Purpose: Although salvage radiation therapy (RT) is a potentially curative treatment option for men with biochemical failure after radical prostatectomy (RP), to our knowledge there are no definitive pretreatment factors predicting patients likely to benefit from this treatment. We examined the impact of volume weighted mean nuclear volume (MNV) of biopsy specimens on disease outcomes and describe its usefulness as a new independent predictor.
Materials and methods: We analyzed 33 patients who received salvage RT for biochemical failure after RP, including 11 who had received neoadjuvant hormone therapy before RP. Salvage RT was delivered to the prostatic bed at a total dose of 60 Gy with a 4-field contoured technique. Unbiased estimates of MNV were calculated from more than 100 cancer nuclei per patient captured from biopsy specimens based on a stereological method and compared with other clinical and pathological findings, including patient age, pretreatment prostate specific antigen (PSA), PSA density, biopsy Gleason score, neoadjuvant therapy, surgical Gleason score, pathological stage, tumor volume, surgical margin status, biochemical disease-free duration before RT, nadir PSA and PSA doubling time before RT, and pre-RT PSA with regard to predicting the disease outcome after salvage RT.

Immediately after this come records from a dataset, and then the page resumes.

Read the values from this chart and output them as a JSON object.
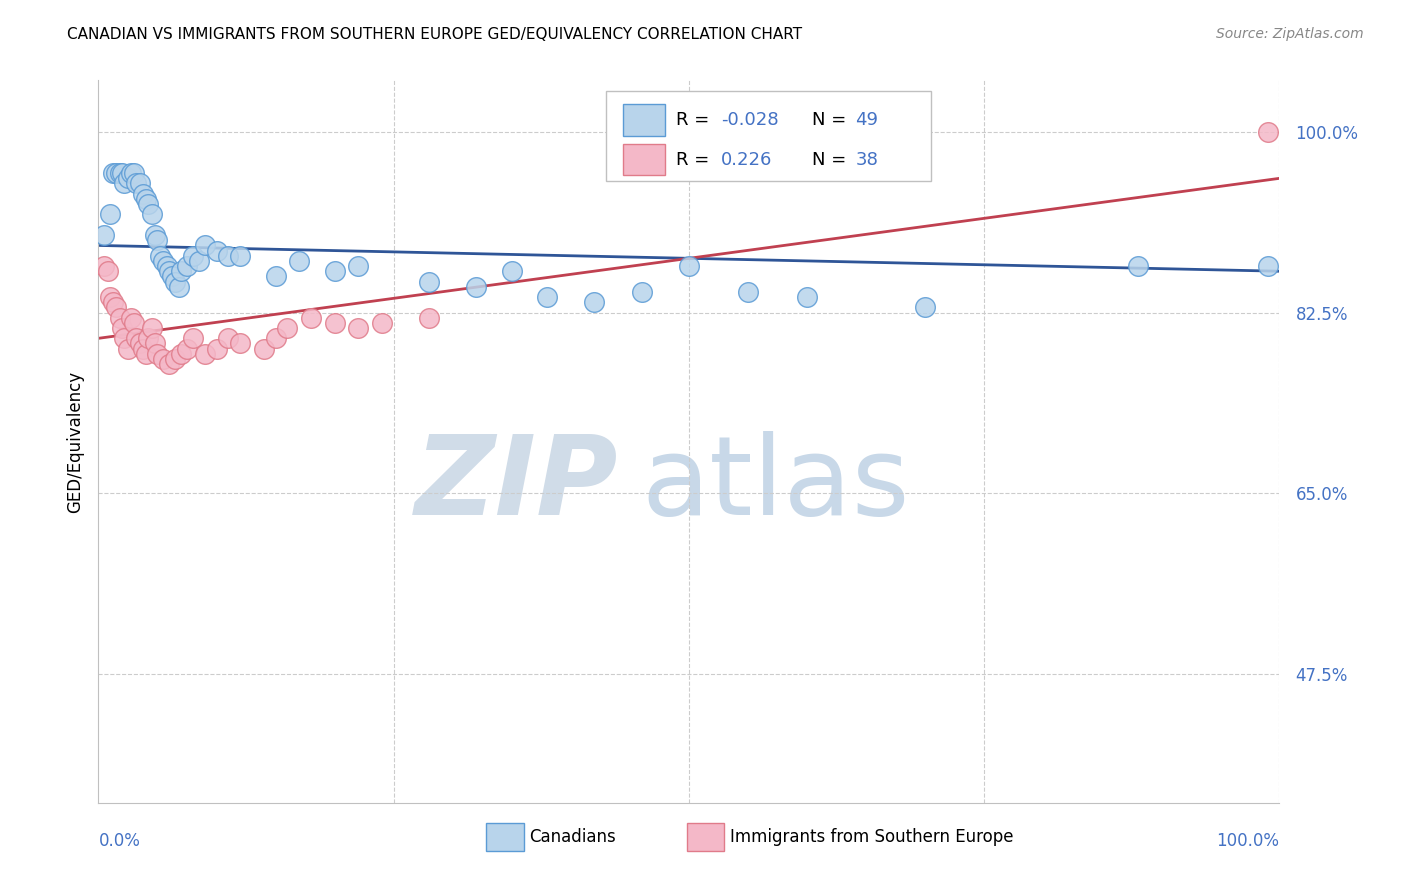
{
  "title": "CANADIAN VS IMMIGRANTS FROM SOUTHERN EUROPE GED/EQUIVALENCY CORRELATION CHART",
  "source": "Source: ZipAtlas.com",
  "ylabel": "GED/Equivalency",
  "ytick_labels": [
    "100.0%",
    "82.5%",
    "65.0%",
    "47.5%"
  ],
  "ytick_values": [
    1.0,
    0.825,
    0.65,
    0.475
  ],
  "xlim": [
    0.0,
    1.0
  ],
  "ylim": [
    0.35,
    1.05
  ],
  "canadian_R": -0.028,
  "canadian_N": 49,
  "immigrant_R": 0.226,
  "immigrant_N": 38,
  "canadian_color": "#b8d4eb",
  "canadian_edge_color": "#5b9bd5",
  "immigrant_color": "#f4b8c8",
  "immigrant_edge_color": "#e07b8a",
  "trend_canadian_color": "#2f5597",
  "trend_immigrant_color": "#c04050",
  "watermark_zip_color": "#d0dce8",
  "watermark_atlas_color": "#c8d8e8",
  "canadians_x": [
    0.005,
    0.01,
    0.012,
    0.015,
    0.018,
    0.02,
    0.022,
    0.025,
    0.028,
    0.03,
    0.032,
    0.035,
    0.038,
    0.04,
    0.042,
    0.045,
    0.048,
    0.05,
    0.052,
    0.055,
    0.058,
    0.06,
    0.062,
    0.065,
    0.068,
    0.07,
    0.075,
    0.08,
    0.085,
    0.09,
    0.1,
    0.11,
    0.12,
    0.15,
    0.17,
    0.2,
    0.22,
    0.28,
    0.32,
    0.35,
    0.38,
    0.42,
    0.46,
    0.5,
    0.55,
    0.6,
    0.7,
    0.88,
    0.99
  ],
  "canadians_y": [
    0.9,
    0.92,
    0.96,
    0.96,
    0.96,
    0.96,
    0.95,
    0.955,
    0.96,
    0.96,
    0.95,
    0.95,
    0.94,
    0.935,
    0.93,
    0.92,
    0.9,
    0.895,
    0.88,
    0.875,
    0.87,
    0.865,
    0.86,
    0.855,
    0.85,
    0.865,
    0.87,
    0.88,
    0.875,
    0.89,
    0.885,
    0.88,
    0.88,
    0.86,
    0.875,
    0.865,
    0.87,
    0.855,
    0.85,
    0.865,
    0.84,
    0.835,
    0.845,
    0.87,
    0.845,
    0.84,
    0.83,
    0.87,
    0.87
  ],
  "immigrants_x": [
    0.005,
    0.008,
    0.01,
    0.012,
    0.015,
    0.018,
    0.02,
    0.022,
    0.025,
    0.028,
    0.03,
    0.032,
    0.035,
    0.038,
    0.04,
    0.042,
    0.045,
    0.048,
    0.05,
    0.055,
    0.06,
    0.065,
    0.07,
    0.075,
    0.08,
    0.09,
    0.1,
    0.11,
    0.12,
    0.14,
    0.15,
    0.16,
    0.18,
    0.2,
    0.22,
    0.24,
    0.28,
    0.99
  ],
  "immigrants_y": [
    0.87,
    0.865,
    0.84,
    0.835,
    0.83,
    0.82,
    0.81,
    0.8,
    0.79,
    0.82,
    0.815,
    0.8,
    0.795,
    0.79,
    0.785,
    0.8,
    0.81,
    0.795,
    0.785,
    0.78,
    0.775,
    0.78,
    0.785,
    0.79,
    0.8,
    0.785,
    0.79,
    0.8,
    0.795,
    0.79,
    0.8,
    0.81,
    0.82,
    0.815,
    0.81,
    0.815,
    0.82,
    1.0
  ],
  "legend_box": {
    "R1_label": "R = ",
    "R1_value": "-0.028",
    "N1_label": "N = ",
    "N1_value": "49",
    "R2_label": "R = ",
    "R2_value": "0.226",
    "N2_label": "N = ",
    "N2_value": "38"
  }
}
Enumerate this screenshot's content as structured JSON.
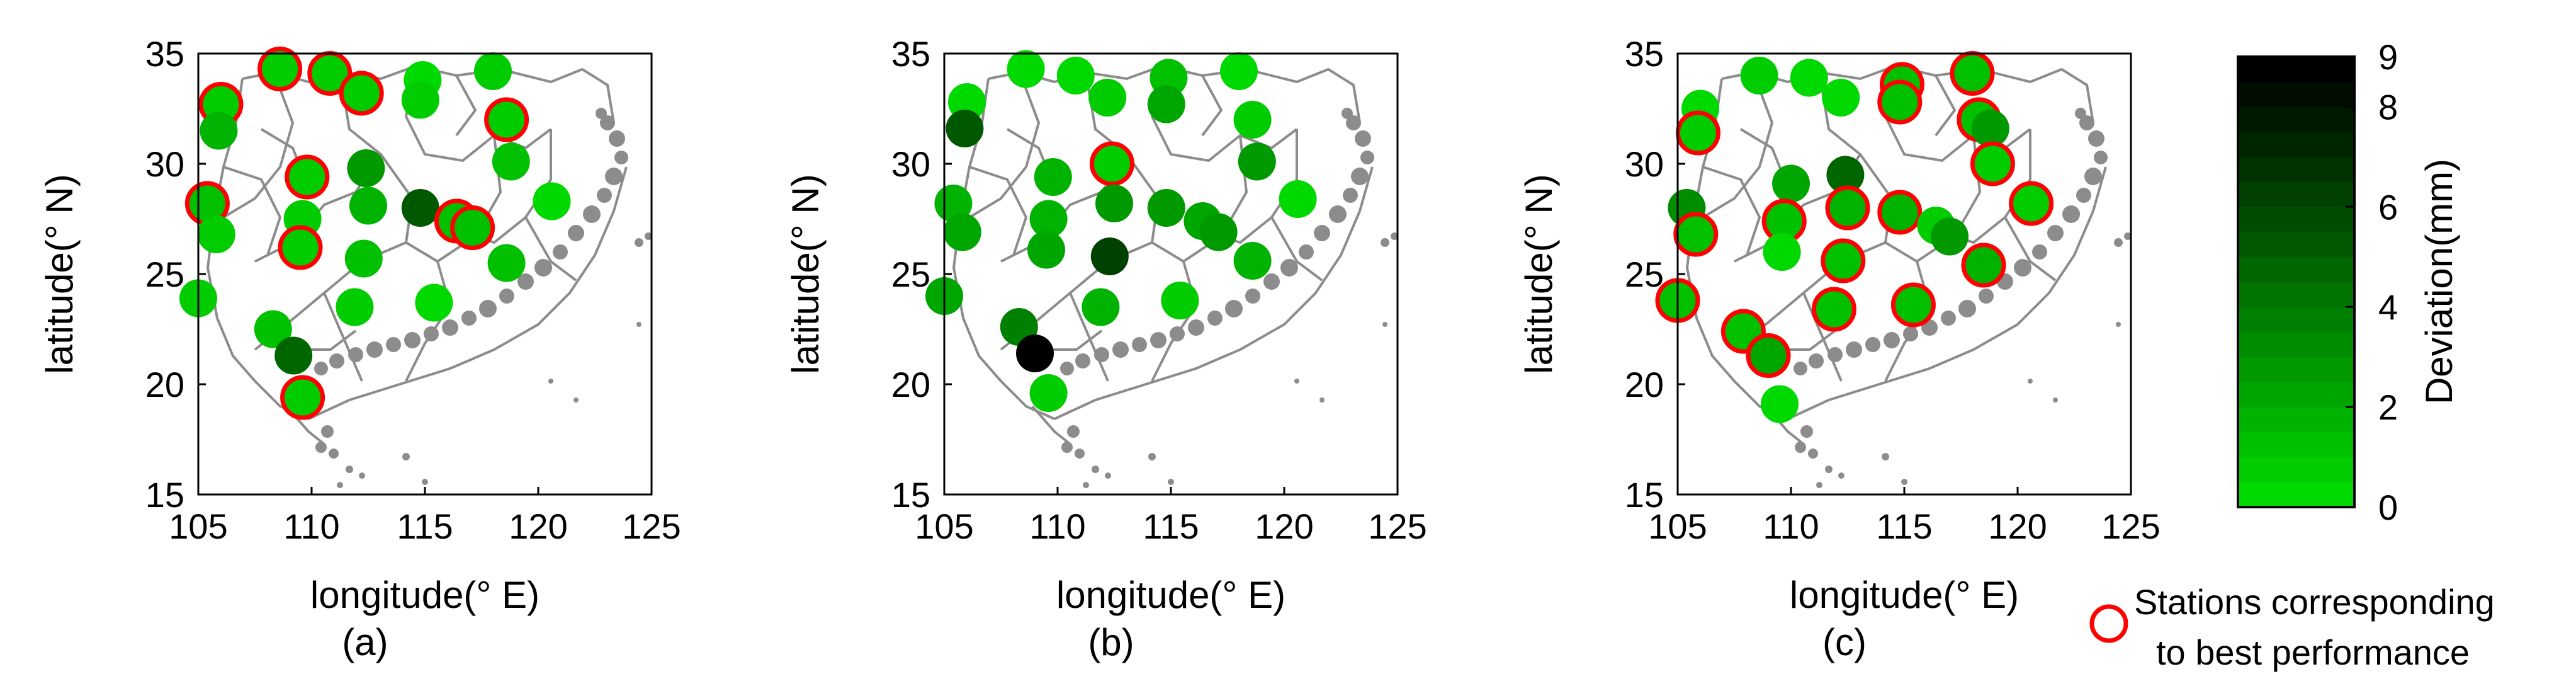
{
  "chart_data": [
    {
      "type": "scatter",
      "panel_label": "(a)",
      "xlabel": "longitude(° E)",
      "ylabel": "latitude(° N)",
      "xlim": [
        105,
        125
      ],
      "ylim": [
        15,
        35
      ],
      "xticks": [
        105,
        110,
        115,
        120,
        125
      ],
      "yticks": [
        15,
        20,
        25,
        30,
        35
      ],
      "points": [
        {
          "lon": 108.6,
          "lat": 34.3,
          "dev": 1.0,
          "best": true
        },
        {
          "lon": 110.8,
          "lat": 34.1,
          "dev": 1.0,
          "best": true
        },
        {
          "lon": 112.2,
          "lat": 33.2,
          "dev": 1.0,
          "best": true
        },
        {
          "lon": 106.0,
          "lat": 32.7,
          "dev": 1.0,
          "best": true
        },
        {
          "lon": 105.9,
          "lat": 31.5,
          "dev": 2.0,
          "best": false
        },
        {
          "lon": 114.9,
          "lat": 33.8,
          "dev": 0.5,
          "best": false
        },
        {
          "lon": 114.8,
          "lat": 32.9,
          "dev": 1.0,
          "best": false
        },
        {
          "lon": 118.0,
          "lat": 34.2,
          "dev": 1.0,
          "best": false
        },
        {
          "lon": 118.6,
          "lat": 32.0,
          "dev": 1.0,
          "best": true
        },
        {
          "lon": 118.8,
          "lat": 30.1,
          "dev": 1.5,
          "best": false
        },
        {
          "lon": 120.6,
          "lat": 28.3,
          "dev": 0.5,
          "best": false
        },
        {
          "lon": 105.4,
          "lat": 28.2,
          "dev": 1.5,
          "best": true
        },
        {
          "lon": 105.8,
          "lat": 26.8,
          "dev": 1.0,
          "best": false
        },
        {
          "lon": 109.8,
          "lat": 29.4,
          "dev": 1.0,
          "best": true
        },
        {
          "lon": 109.6,
          "lat": 27.5,
          "dev": 1.0,
          "best": false
        },
        {
          "lon": 109.5,
          "lat": 26.2,
          "dev": 1.0,
          "best": true
        },
        {
          "lon": 112.4,
          "lat": 29.8,
          "dev": 3.0,
          "best": false
        },
        {
          "lon": 112.5,
          "lat": 28.1,
          "dev": 2.0,
          "best": false
        },
        {
          "lon": 112.3,
          "lat": 25.7,
          "dev": 1.5,
          "best": false
        },
        {
          "lon": 114.8,
          "lat": 28.0,
          "dev": 5.5,
          "best": false
        },
        {
          "lon": 116.4,
          "lat": 27.4,
          "dev": 1.5,
          "best": true
        },
        {
          "lon": 117.1,
          "lat": 27.1,
          "dev": 1.5,
          "best": true
        },
        {
          "lon": 118.6,
          "lat": 25.5,
          "dev": 1.5,
          "best": false
        },
        {
          "lon": 115.4,
          "lat": 23.7,
          "dev": 0.5,
          "best": false
        },
        {
          "lon": 111.9,
          "lat": 23.5,
          "dev": 1.0,
          "best": false
        },
        {
          "lon": 105.0,
          "lat": 23.9,
          "dev": 1.0,
          "best": false
        },
        {
          "lon": 108.3,
          "lat": 22.5,
          "dev": 1.5,
          "best": false
        },
        {
          "lon": 109.2,
          "lat": 21.3,
          "dev": 5.0,
          "best": false
        },
        {
          "lon": 109.6,
          "lat": 19.4,
          "dev": 1.0,
          "best": true
        }
      ]
    },
    {
      "type": "scatter",
      "panel_label": "(b)",
      "xlabel": "longitude(° E)",
      "ylabel": "latitude(° N)",
      "xlim": [
        105,
        125
      ],
      "ylim": [
        15,
        35
      ],
      "xticks": [
        105,
        110,
        115,
        120,
        125
      ],
      "yticks": [
        15,
        20,
        25,
        30,
        35
      ],
      "points": [
        {
          "lon": 108.6,
          "lat": 34.3,
          "dev": 0.5,
          "best": false
        },
        {
          "lon": 110.8,
          "lat": 34.0,
          "dev": 0.5,
          "best": false
        },
        {
          "lon": 112.2,
          "lat": 33.0,
          "dev": 1.0,
          "best": false
        },
        {
          "lon": 106.0,
          "lat": 32.8,
          "dev": 0.5,
          "best": false
        },
        {
          "lon": 105.9,
          "lat": 31.6,
          "dev": 5.5,
          "best": false
        },
        {
          "lon": 114.9,
          "lat": 33.9,
          "dev": 1.5,
          "best": false
        },
        {
          "lon": 114.8,
          "lat": 32.7,
          "dev": 2.5,
          "best": false
        },
        {
          "lon": 118.0,
          "lat": 34.2,
          "dev": 0.5,
          "best": false
        },
        {
          "lon": 118.6,
          "lat": 32.0,
          "dev": 1.0,
          "best": false
        },
        {
          "lon": 118.8,
          "lat": 30.1,
          "dev": 3.0,
          "best": false
        },
        {
          "lon": 120.6,
          "lat": 28.4,
          "dev": 0.5,
          "best": false
        },
        {
          "lon": 105.4,
          "lat": 28.2,
          "dev": 2.0,
          "best": false
        },
        {
          "lon": 105.8,
          "lat": 26.9,
          "dev": 2.5,
          "best": false
        },
        {
          "lon": 109.8,
          "lat": 29.4,
          "dev": 2.0,
          "best": false
        },
        {
          "lon": 109.6,
          "lat": 27.5,
          "dev": 2.0,
          "best": false
        },
        {
          "lon": 109.5,
          "lat": 26.1,
          "dev": 2.5,
          "best": false
        },
        {
          "lon": 112.4,
          "lat": 30.0,
          "dev": 1.0,
          "best": true
        },
        {
          "lon": 112.5,
          "lat": 28.2,
          "dev": 3.0,
          "best": false
        },
        {
          "lon": 112.3,
          "lat": 25.8,
          "dev": 6.5,
          "best": false
        },
        {
          "lon": 114.8,
          "lat": 28.0,
          "dev": 3.0,
          "best": false
        },
        {
          "lon": 116.4,
          "lat": 27.4,
          "dev": 2.5,
          "best": false
        },
        {
          "lon": 117.1,
          "lat": 26.9,
          "dev": 3.0,
          "best": false
        },
        {
          "lon": 118.6,
          "lat": 25.6,
          "dev": 2.0,
          "best": false
        },
        {
          "lon": 115.4,
          "lat": 23.8,
          "dev": 1.0,
          "best": false
        },
        {
          "lon": 111.9,
          "lat": 23.5,
          "dev": 2.0,
          "best": false
        },
        {
          "lon": 105.0,
          "lat": 24.0,
          "dev": 2.5,
          "best": false
        },
        {
          "lon": 108.3,
          "lat": 22.6,
          "dev": 4.0,
          "best": false
        },
        {
          "lon": 109.0,
          "lat": 21.4,
          "dev": 9.0,
          "best": false
        },
        {
          "lon": 109.6,
          "lat": 19.6,
          "dev": 1.0,
          "best": false
        }
      ]
    },
    {
      "type": "scatter",
      "panel_label": "(c)",
      "xlabel": "longitude(° E)",
      "ylabel": "latitude(° N)",
      "xlim": [
        105,
        125
      ],
      "ylim": [
        15,
        35
      ],
      "xticks": [
        105,
        110,
        115,
        120,
        125
      ],
      "yticks": [
        15,
        20,
        25,
        30,
        35
      ],
      "points": [
        {
          "lon": 108.6,
          "lat": 34.0,
          "dev": 1.0,
          "best": false
        },
        {
          "lon": 110.8,
          "lat": 33.9,
          "dev": 0.5,
          "best": false
        },
        {
          "lon": 112.2,
          "lat": 33.0,
          "dev": 0.5,
          "best": false
        },
        {
          "lon": 106.0,
          "lat": 32.5,
          "dev": 0.5,
          "best": false
        },
        {
          "lon": 105.9,
          "lat": 31.4,
          "dev": 1.0,
          "best": true
        },
        {
          "lon": 114.9,
          "lat": 33.6,
          "dev": 1.5,
          "best": true
        },
        {
          "lon": 114.8,
          "lat": 32.8,
          "dev": 1.5,
          "best": true
        },
        {
          "lon": 118.0,
          "lat": 34.1,
          "dev": 1.5,
          "best": true
        },
        {
          "lon": 118.3,
          "lat": 32.0,
          "dev": 1.5,
          "best": true
        },
        {
          "lon": 118.8,
          "lat": 31.6,
          "dev": 3.0,
          "best": false
        },
        {
          "lon": 118.9,
          "lat": 30.0,
          "dev": 1.0,
          "best": true
        },
        {
          "lon": 120.6,
          "lat": 28.2,
          "dev": 1.0,
          "best": true
        },
        {
          "lon": 105.4,
          "lat": 28.0,
          "dev": 3.5,
          "best": false
        },
        {
          "lon": 105.8,
          "lat": 26.8,
          "dev": 1.5,
          "best": true
        },
        {
          "lon": 110.0,
          "lat": 29.1,
          "dev": 2.5,
          "best": false
        },
        {
          "lon": 109.7,
          "lat": 27.4,
          "dev": 1.5,
          "best": true
        },
        {
          "lon": 109.6,
          "lat": 26.0,
          "dev": 0.5,
          "best": false
        },
        {
          "lon": 112.4,
          "lat": 29.5,
          "dev": 5.0,
          "best": false
        },
        {
          "lon": 112.5,
          "lat": 28.0,
          "dev": 2.0,
          "best": true
        },
        {
          "lon": 112.3,
          "lat": 25.6,
          "dev": 1.5,
          "best": true
        },
        {
          "lon": 114.8,
          "lat": 27.8,
          "dev": 2.0,
          "best": true
        },
        {
          "lon": 116.4,
          "lat": 27.2,
          "dev": 1.0,
          "best": false
        },
        {
          "lon": 117.0,
          "lat": 26.7,
          "dev": 3.0,
          "best": false
        },
        {
          "lon": 118.5,
          "lat": 25.4,
          "dev": 2.0,
          "best": true
        },
        {
          "lon": 115.4,
          "lat": 23.6,
          "dev": 1.5,
          "best": true
        },
        {
          "lon": 111.9,
          "lat": 23.4,
          "dev": 1.5,
          "best": true
        },
        {
          "lon": 105.0,
          "lat": 23.8,
          "dev": 1.5,
          "best": true
        },
        {
          "lon": 107.9,
          "lat": 22.4,
          "dev": 1.5,
          "best": true
        },
        {
          "lon": 109.0,
          "lat": 21.3,
          "dev": 2.5,
          "best": true
        },
        {
          "lon": 109.5,
          "lat": 19.1,
          "dev": 0.5,
          "best": false
        }
      ]
    }
  ],
  "colorbar": {
    "label": "Deviation(mm)",
    "min": 0,
    "max": 9,
    "levels": 18,
    "ticks": [
      0,
      2,
      4,
      6,
      8,
      9
    ],
    "color_low": "#00e600",
    "color_high": "#000000"
  },
  "legend": {
    "marker_color": "#ff0000",
    "text_line1": "Stations corresponding",
    "text_line2": "to best performance"
  },
  "basemap": {
    "boundary_color": "#8c8c8c"
  }
}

Results: The median followup after salvage RT was 43.4 months. A total of 17 patients (52%) experienced biochemical failure a median of 6.7 months (range 0 to 48.1) after RT. On univariate analysis MNV and log(pre-RT PSA) were significant predictors of disease outcome in all patients and in the 22 nonneoadjuvant patient subset (p = 0.0124 and 0.0159, respectively). Log(nadir PSA) and PSA doubling time were also significant in the latter subset (p = 0.0287 and 0.0475, respectively). However, dual multivariate analysis revealed that MNV was the only independent predictor in the 2 groups (logistic regression analysis p = 0.00931 and 0.03511, and Cox proportional hazards analysis p = 0.00483 and 0.02277, respectively). There was a statistically significant biochemical disease-free survival advantage for small vs large MNV in each data set (p = 0.0072 and 0.0036, respectively).
Conclusions: Our results suggest that an estimate of MNV contributes significantly to the prediction of biochemical control after salvage RT. However, further investigation in a larger nonneoadjuvant population is needed to confirm its significance in combination with other clinical and pathological findings.